Makan malam dilanjutkan dalam diam. Tidak ada yang bersuara kecuali suara sendok dan garpu yang saling beradu di atas piring.
“Terima kasih Mama sudah merepotkan diri dengan memasak banyak makanan untuk kami,” ucap Bulan ketika mereka baru saja selesai makan malam.
Mama Silvi mengangguk. Sedangkan Papa Andre terpanah dengan ucapan menantunya yang bahkan berterima kasih dengan hal-hal yang terkadang dianggap sepele.
“Jangan begitu, kamu menantu di keluarga ini. Kita sekarang keluarga, apapun yang kamu butuhkan bisa minta pada kami atau suamimu.” Papa Andre menimpali.
Bulan hanya mengangguk dan tersenyum.
Tengah malam keduanya baru saja masuk ke dalam kamar setelah menghabiskan waktu di ruang keluarga dengan obrolan-obrolan ringan yang tak ayal mampu membuat Bulan sedikit melupakan beban dalam pikirannya.
Setelah mencuci tangan dan kakinya, Bulan naik ke atas ranjang sebelah kanan, sedang suaminya sudah bersandar di sisi sebelah kiri. Di tengah-tengah mereka terdapat guling pembatas antara area keduanya.
“Mas, kamu sudah cerita ke istrimu tentang pernikahan kita? Bagaimana responnya?” tanya Bulan, “aku benar-benar merasa bersalah dengan dia. Tapi semua ini bukan salahku semata karena ini terjadi akibat dari keegoisanmu. Demi harta kamu mengorbankan dua hati yang tidak bersalah,” sambungnya dengan lirih.
Alfan menoleh ke arahnya.
“Aku bicara fakta, jangan tersinggung.” Bulan menambahkan lagi.

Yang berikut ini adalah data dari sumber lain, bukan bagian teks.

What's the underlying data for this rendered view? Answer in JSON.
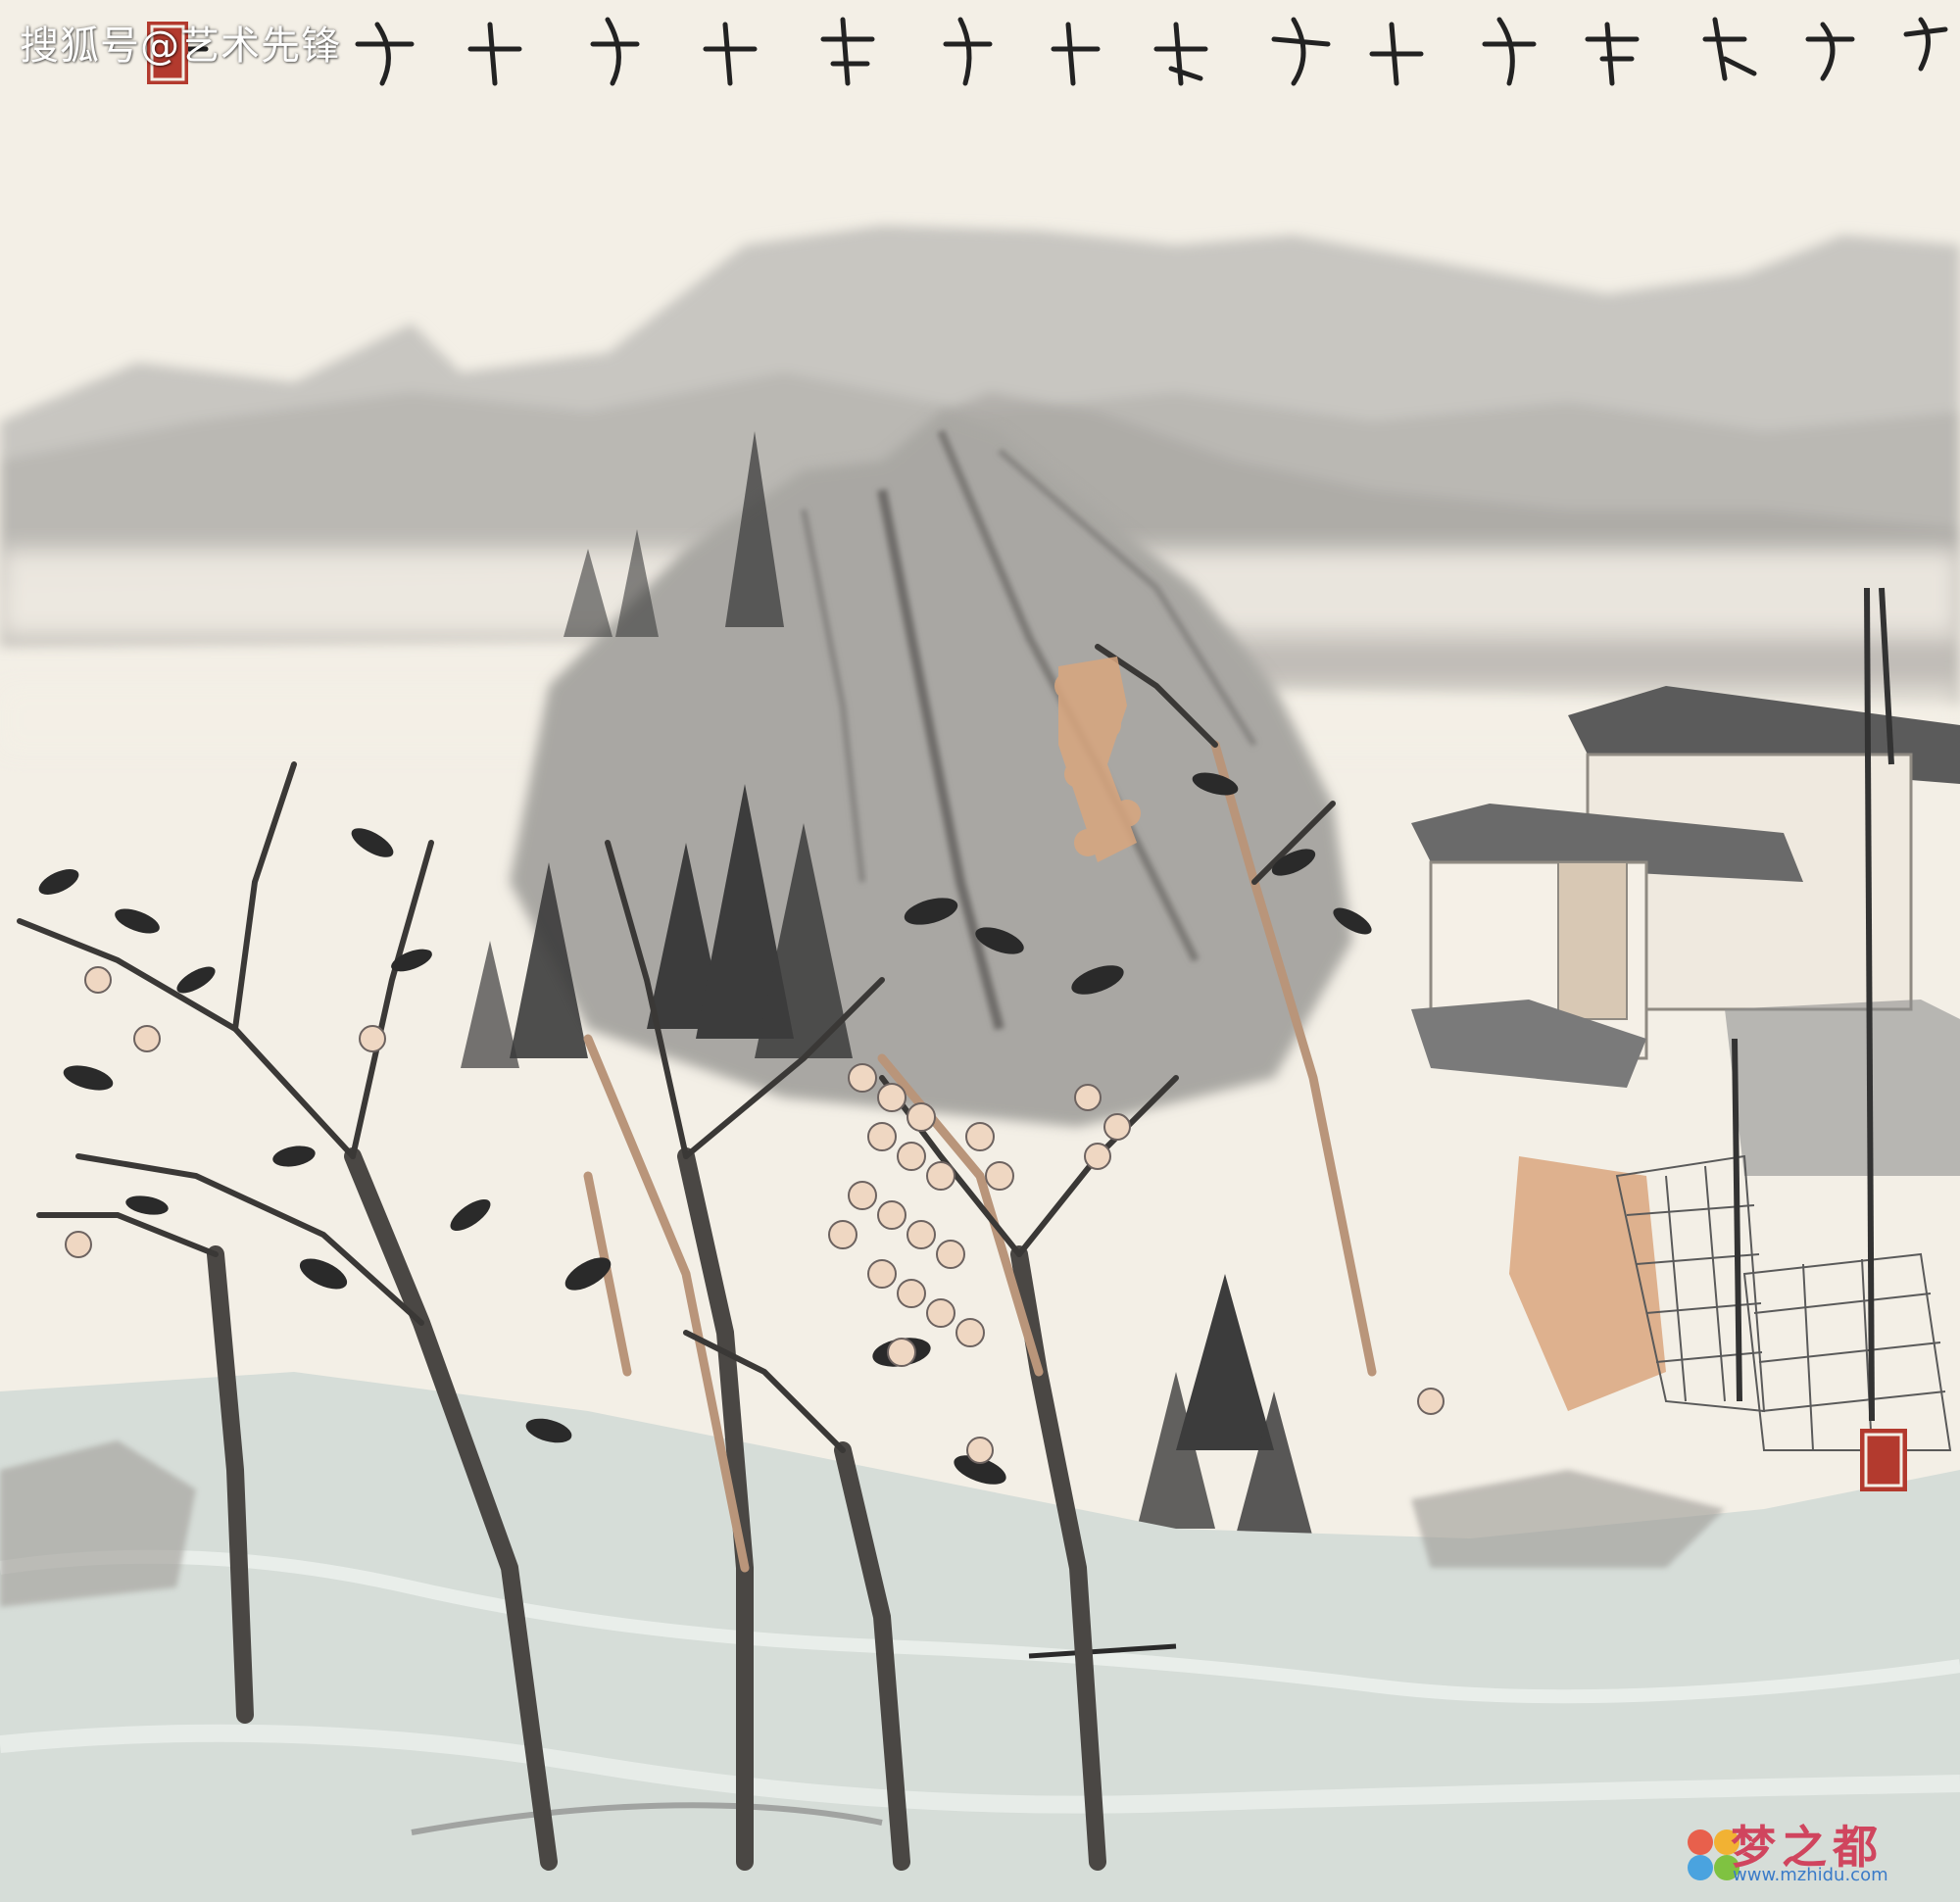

“Kamu memang benar. Semua salahku, bukankah aku terlihat serakah?”
Bulan mengangguk.
Kau memang serakah. Menginginkan kebahagiaan bersama dengan istrimu juga harta orang tuamu tapi mengorbankan aku yang tidak tahu apapun.

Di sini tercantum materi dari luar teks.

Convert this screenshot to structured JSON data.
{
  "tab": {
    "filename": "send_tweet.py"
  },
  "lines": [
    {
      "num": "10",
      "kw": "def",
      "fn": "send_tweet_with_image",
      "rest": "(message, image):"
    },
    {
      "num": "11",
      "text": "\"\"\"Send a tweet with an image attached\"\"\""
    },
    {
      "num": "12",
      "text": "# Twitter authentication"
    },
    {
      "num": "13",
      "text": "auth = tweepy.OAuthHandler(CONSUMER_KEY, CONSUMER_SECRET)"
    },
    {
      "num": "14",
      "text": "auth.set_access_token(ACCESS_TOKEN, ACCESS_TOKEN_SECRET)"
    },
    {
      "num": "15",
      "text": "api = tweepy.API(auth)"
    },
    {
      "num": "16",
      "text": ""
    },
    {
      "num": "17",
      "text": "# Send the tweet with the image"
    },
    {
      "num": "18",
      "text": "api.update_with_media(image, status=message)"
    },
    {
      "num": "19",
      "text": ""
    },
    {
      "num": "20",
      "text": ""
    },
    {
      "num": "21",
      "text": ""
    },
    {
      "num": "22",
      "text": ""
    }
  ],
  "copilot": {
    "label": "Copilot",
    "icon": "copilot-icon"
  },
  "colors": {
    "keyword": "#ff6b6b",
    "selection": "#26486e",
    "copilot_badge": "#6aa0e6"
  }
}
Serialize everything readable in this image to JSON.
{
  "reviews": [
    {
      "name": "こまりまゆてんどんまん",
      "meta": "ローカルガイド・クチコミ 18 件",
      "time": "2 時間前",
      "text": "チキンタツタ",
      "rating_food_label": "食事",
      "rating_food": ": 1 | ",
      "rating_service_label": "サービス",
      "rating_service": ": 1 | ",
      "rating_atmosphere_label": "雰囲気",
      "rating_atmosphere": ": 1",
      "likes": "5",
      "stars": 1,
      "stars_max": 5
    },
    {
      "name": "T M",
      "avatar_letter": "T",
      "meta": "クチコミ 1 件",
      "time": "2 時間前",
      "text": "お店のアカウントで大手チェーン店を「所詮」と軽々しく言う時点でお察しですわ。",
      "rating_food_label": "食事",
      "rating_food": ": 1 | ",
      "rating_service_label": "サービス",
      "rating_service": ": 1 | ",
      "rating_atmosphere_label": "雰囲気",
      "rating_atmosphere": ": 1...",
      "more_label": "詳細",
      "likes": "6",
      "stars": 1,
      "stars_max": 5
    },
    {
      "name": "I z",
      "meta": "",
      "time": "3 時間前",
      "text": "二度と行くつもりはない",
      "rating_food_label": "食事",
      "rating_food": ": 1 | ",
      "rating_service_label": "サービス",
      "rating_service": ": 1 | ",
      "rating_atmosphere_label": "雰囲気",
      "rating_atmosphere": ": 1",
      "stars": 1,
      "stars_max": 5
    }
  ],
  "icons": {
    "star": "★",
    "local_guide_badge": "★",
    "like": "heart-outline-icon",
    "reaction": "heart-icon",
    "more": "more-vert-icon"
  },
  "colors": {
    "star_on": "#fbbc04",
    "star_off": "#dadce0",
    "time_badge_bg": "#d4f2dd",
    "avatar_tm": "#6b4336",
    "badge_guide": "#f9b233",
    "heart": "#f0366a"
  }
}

“Maafkan aku,” ujar Alfan dengan nada rendah.
“Sudahlah, pembahasan selesai. Kamu belum jawab pertanyaanku, Mas.”
Bulan sebenarnya enggan membahas masalah ini karena ia sudah pasrah dengan takdir yang memang seharusnya dijalani. Ia akan mencoba menerima semuanya dengan lapang dada walau dalam hatinya ia masih belum ikhlas menerima kenyataan pahit ini.
Alfan menoleh menatapnya. “Aku belum bicara. Ini masih dalam suasana duka. Aku akan mengatakannya nanti. Berikan aku waktu sedikit lagi.”
“Jangan mengundur lagi, Mas. Kamu saja bisa memberikanku duka di saat aku baru saja mencapai bahagia. Lalu kenapa kamu tidak bisa melakukan hal yang sama padanya?”
Alfan menghembuskan napas pelan enggan menjawab.
“Tentu karena kamu sangat mencintainya. Sedangkan aku? Siapa aku? Aku hanyalah wanita yang kamu nikahi karena sebuah tujuan.” Bulan menyela lagi dengan nada penuh kepiluan. “Aku benar-benar menjadi wanita yang malang.”
Bulan tersenyum miris seraya menghapus air mata yang keluar begitu saja.
Alfan membuang muka ke arah lain. Karena ia tak tega melihat Bulan yang tengah berderai air mata karena ulahnya.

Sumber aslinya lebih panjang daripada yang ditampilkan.